Bunun en büyük sebebi Türkiye’nin gerçekten Atatürk’ün ilk döneminden sonra ilk kez bağımsız bir politika izlemesi. Türkiye ciddi bir değişim gösteriyor. Evet, 2000’lerden sonra Batı ile ilişkilerin kopmaması üzerine onlarla uyumlu politikalar izlendi ama bu politikalardan bir sonuç çıkmadığını da gördük. AB ve ABD endeksli düşünce kuruluşlarının, Dünya Bankası vs. gibi finans kuruluşlarının Türkiye’nin ekonomisine zarar vermek amacıyla haksız ithamlarda bulunduklarını gördük. Türkiye bunları ciddi şekilde analiz etmeye başladı. Kendisine destek sağlayacak, kendi gücüne güç katacak imkanlar aradı. Çevresine ve Avrasya’ya doğru yayılmaya başladı. Çin ile ilişkiler arttı. İpek Yolu Projesinin parçası oldu. İpek Yolu Projesinin en önemli ayaklarında birini Türkiye oluşturuyor. Amerika’nınsa trilyonlarca dolar borcu var Çin’e.
ABD EKONOMİK KRİZDE
ABD bol miktarda para basarak ayakta duruyor. Bu paraları da silaha dönüştürüyor. Bütçesini artırmasının temel nedeni, kara parasını aklayabilmek. ABD ekonomisi çok ciddi krizde. Türkiye ise Çin’e yaklaşıyor, Rusya ile ciddi iş birliği var. Rusya hava sahasını açmamış, Esad’ı ikna etmemiş olsaydı bu harekat yapılamazdı. Demek ki işbirliği sağlanmış. İran ile bazı olumsuz şeyler olsa da İran’dan ciddi tepki gelmiyor. Sonuçta İran da bölgede güç olmak istiyor. Bu olanların hepsi İran’ın işine geliyor. İran Amerika’nın ilk hedefi biliyorsunuz.

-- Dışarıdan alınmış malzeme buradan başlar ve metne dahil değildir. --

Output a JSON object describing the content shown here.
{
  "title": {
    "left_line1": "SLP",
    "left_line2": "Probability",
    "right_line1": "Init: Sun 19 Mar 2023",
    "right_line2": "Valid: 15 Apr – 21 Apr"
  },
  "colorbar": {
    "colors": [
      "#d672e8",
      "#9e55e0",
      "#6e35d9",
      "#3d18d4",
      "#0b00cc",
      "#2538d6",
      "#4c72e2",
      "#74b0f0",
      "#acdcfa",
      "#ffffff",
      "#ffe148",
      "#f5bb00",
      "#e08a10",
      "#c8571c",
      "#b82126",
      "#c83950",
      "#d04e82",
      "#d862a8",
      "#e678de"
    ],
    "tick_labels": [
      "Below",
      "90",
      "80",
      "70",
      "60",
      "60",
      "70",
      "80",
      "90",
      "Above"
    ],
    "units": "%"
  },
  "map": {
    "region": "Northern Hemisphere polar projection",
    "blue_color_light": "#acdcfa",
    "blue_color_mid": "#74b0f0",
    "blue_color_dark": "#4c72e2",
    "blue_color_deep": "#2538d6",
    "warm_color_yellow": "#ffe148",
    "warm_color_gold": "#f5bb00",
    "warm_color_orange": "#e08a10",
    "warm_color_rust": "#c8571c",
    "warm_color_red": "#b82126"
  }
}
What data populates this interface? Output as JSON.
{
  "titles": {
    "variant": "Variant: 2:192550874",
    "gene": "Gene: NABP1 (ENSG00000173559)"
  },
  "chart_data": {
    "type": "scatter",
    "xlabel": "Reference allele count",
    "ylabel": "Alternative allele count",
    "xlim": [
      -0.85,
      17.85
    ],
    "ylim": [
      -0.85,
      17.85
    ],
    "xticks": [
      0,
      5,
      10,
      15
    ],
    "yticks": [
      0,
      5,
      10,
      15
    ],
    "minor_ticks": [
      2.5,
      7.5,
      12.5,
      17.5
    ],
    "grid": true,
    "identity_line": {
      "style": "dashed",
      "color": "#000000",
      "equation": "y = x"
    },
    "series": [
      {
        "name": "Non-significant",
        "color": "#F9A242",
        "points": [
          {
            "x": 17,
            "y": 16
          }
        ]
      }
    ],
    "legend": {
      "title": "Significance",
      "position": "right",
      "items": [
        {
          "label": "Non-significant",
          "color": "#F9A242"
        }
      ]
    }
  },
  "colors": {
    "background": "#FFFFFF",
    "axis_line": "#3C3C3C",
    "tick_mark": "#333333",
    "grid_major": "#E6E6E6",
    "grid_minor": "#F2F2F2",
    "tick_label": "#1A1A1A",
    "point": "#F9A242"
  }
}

ABD PKK’lıları 100 dolara satın aldı
- Avantajımız nedir sahada?
Kuvvet, zaman ve mekan bakımından avantajlıyız. Uçaklarımız havalandığında yakıt ikmali gerekmeden ihtiyaç duymadan hedefe varabiliyor. Her tür lojistik için sınırımız yakın. Bu bize ABD’ye karşı ciddi üstünlük ve motivasyon sağladı. ABD ne kadar kuvvet kullanırsa kullansın teröristlere mahkum. Bir ABD askerinin ortalama maliyeti 10-15 bin dolar. Ama YPG’li teröristin maliyeti 100 dolar. Sudan ucuz. Eline silah veriyor, cebine 100 dolar koyuyor, “hadi git benim yerime savaş” diyor.
ABD kendi argümanını kendisi çürüttü
- Stratejik ortak olarak PKK’yı mı seçti ABD?
ABD Kongresinde açıklanan istihbarat raporu PKK’nın YPG’yi milis gücü olarak kullandığını ifade ediyor. PKK ile YPG aynıdır, hatta YPG PKK’nın bir alt unsurudur. Terör örgütü bile vekalet kullanıyor demek bu. Türkiye’nin ne kadar haklı olduğunu bir kez daha gösteriyor. ABD, YPG’yi terörist diye kabul etmiyor ama istihbarat birimi diyor ki “PKK’nın koludur”. Dolayısıyla ABD’nin YPG’ye silah vermesinin en önemli argümanı çürümüş oldu kendi raporlarıyla.